En 1939, Maurice GARCON est un avocat quinquagénaire dont la réputation est établie. Il est au nombre des grands ténors du 20e siècle. Son buste figure désormais au Palais de justice de Paris. Académicien mondain passionné de théâtre, la publication bien tardive de ces journaux tracés sur le vif durant l’occupation nous ramène à une réalité désagréable. Quand la « justice » devient monstrueuse elle n’est pas sensationnelle, elle est trivialement hideuse. Ces pages restituent brutalement des faits au jour le jour par un esprit lucide qui n’épargne ni les autres, ni lui-même.
L’auteur nous dépeint l’acidité des rapports entre gens de lettres, la haine vigilante des confrères, la lâcheté des magistrats et la veulerie abjecte du personnel politique. C’est une description cruelle d’une réalité ordinaire qui à force de lâchetés cumulées crée le Léviathan.
Surtout, Garçon pose LA question à laquelle il semble chercher tout au long de ses journaux une réponse. Comment a-t-on pu en arriver là ?
L’auteur ne cherche pas de bouc émissaire. Il ne fait pas le procès d’un système. En revanche il n’épargne pas le comportement des individus. Il s’interroge sur lui-même et ses propres faiblesses avec une rare franchise. Les magistrats bien sûr sont ses cibles favorites. Cependant, le narcissisme pédant de certains de ses confrères concurrents est aussi dépeint au vitriol. Enfin, les hommes politiques ou de lettres ne sont pas épargnés. On est bien loin des légendes de la « résistance » et c’est le portrait d’une société oubliée. En dehors de quelques marins érudits fervents des récits de bataille navale qui se souvient encore de l’académicien Claude Farrère ? – dont la sénilité est dépeinte avec une férocité décapante. Il faut bien constater que l’élite à laquelle appartient l’auteur est totalement prisonnière de ses compromissions. Comme Maurice Garçon, les notables qui vivent à Paris durant cette époque adoptent pour la plupart une position de spectateur prudent préférant distiller intérieurement le poison de l’acrimonie plutôt que de prendre le risque de tout perdre en s’opposant ouvertement. Ce sont les murs de cette prison invisible et les comportements méprisables qu’elle induit, que dépeint Garçon.
Dans ce contexte, ses efforts pour être admis à l’académie Française apparaissent dérisoires. Certes, il y a les révoltes individuelles. Les protestations courageuses de l’avocat contre la justice d’exception et parfois des succès honorables. Mais que pèsent les initiatives de l’auteur et celle d’une minorité de confrères et de magistrats qualifiés « d’honnêtes » ? La majorité est lâchement résignée.

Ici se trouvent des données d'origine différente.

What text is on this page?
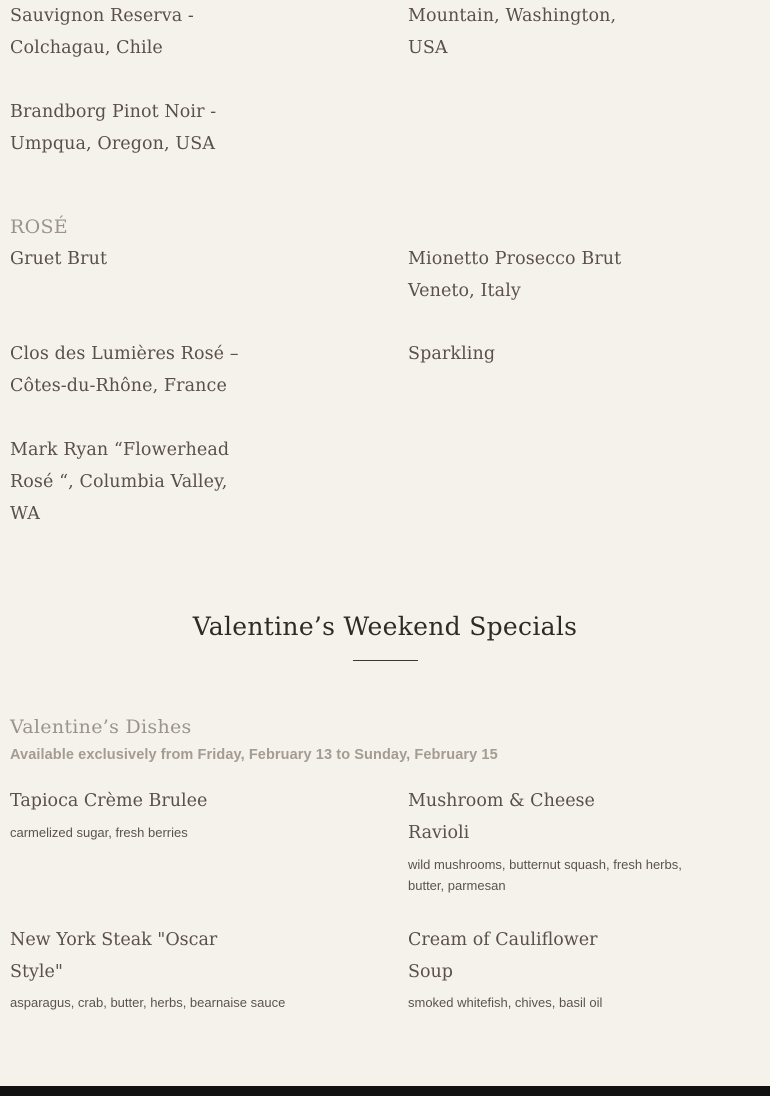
Sauvignon Reserva - Colchagau, Chile
Mountain, Washington, USA
Brandborg Pinot Noir - Umpqua, Oregon, USA
ROSÉ
Gruet Brut
Clos des Lumières Rosé – Côtes-du-Rhône, France
Mark Ryan “Flowerhead Rosé “, Columbia Valley, WA
Mionetto Prosecco Brut Veneto, Italy
Sparkling
Valentine’s Weekend Specials
Valentine’s Dishes
Available exclusively from Friday, February 13 to Sunday, February 15
Tapioca Crème Brulee
carmelized sugar, fresh berries
Mushroom & Cheese Ravioli
wild mushrooms, butternut squash, fresh herbs, butter, parmesan
New York Steak "Oscar Style"
asparagus, crab, butter, herbs, bearnaise sauce
Cream of Cauliflower Soup
smoked whitefish, chives, basil oil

La légende d’un conseil de l’ordre des avocats résistant face à Pétain est cruellement démentie par le récit de la réalité ordinaire et ne fait que confirmer ce qu’en a écrit Robert Badinter. La France est vaincue, son élite est sidérée. Les journaux de Maurice Garçon poussent le cri d’une totale incompréhension. La sidération est tellement profonde que la perspective de la libération par les armées alliées et de Gaulle sont mises en doute. On a oublié combien la défaite de 1940 a marqué au fer rouge de la honte la génération des hommes murs de cette époque. Ils n’en ont pas compris les causes. Hébétés, ils ne distinguent aucun avenir. L’incompréhension notée par Maurice Garçon devant les « surprises parties » tapageuses organisées par ses enfants à la fin de l’occupation nous rappelle aussi combien cette guerre a accentué la rupture générationnelle entre l’avant et l’après.

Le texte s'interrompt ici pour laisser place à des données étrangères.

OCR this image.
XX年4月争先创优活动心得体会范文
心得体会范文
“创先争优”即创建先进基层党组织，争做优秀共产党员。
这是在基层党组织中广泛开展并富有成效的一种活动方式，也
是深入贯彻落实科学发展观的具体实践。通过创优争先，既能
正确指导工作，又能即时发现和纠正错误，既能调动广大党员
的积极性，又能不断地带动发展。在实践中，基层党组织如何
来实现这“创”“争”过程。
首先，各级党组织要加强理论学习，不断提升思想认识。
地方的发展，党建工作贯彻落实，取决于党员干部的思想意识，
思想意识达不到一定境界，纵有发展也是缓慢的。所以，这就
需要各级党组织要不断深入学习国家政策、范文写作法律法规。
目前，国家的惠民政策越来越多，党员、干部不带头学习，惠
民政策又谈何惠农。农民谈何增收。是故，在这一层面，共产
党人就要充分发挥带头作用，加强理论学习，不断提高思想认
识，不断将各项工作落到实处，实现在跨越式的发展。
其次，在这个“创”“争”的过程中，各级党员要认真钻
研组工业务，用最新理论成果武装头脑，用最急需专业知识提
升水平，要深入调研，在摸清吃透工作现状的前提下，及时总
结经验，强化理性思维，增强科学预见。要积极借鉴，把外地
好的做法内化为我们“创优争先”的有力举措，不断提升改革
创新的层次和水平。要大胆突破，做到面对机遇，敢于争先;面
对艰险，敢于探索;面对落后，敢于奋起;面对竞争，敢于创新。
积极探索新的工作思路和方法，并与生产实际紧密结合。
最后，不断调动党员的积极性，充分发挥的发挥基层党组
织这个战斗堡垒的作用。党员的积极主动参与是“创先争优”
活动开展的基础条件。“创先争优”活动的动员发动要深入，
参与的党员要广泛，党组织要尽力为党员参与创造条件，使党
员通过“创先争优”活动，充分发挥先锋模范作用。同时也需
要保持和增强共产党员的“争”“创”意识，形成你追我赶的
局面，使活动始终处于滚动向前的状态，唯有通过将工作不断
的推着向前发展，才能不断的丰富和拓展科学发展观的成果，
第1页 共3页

La publication des journaux s’achève le 9 mai 1945 en nous laissant sur notre faim. Il faut pourtant se faire une raison. La plupart des élites qui ont traversé cette époque en spectateur et qui y ont survécu n’ont pas sombré dans l’alcool ou dans la drogue. Elles ne se sont pas enfermées dans des monastères. Elles n’ont pas émigré. Il est vrai que le Général de Gaulle les a institués en Vainqueurs… Aujourd’hui encore, leurs descendants doivent vivre avec cette lourde injonction. Aujourd’hui encore, la France détourne son regard de cet héritage encombrant en tentant, au mieux, de se draper dans un voile de pudeur, au pire, de nier une réalité.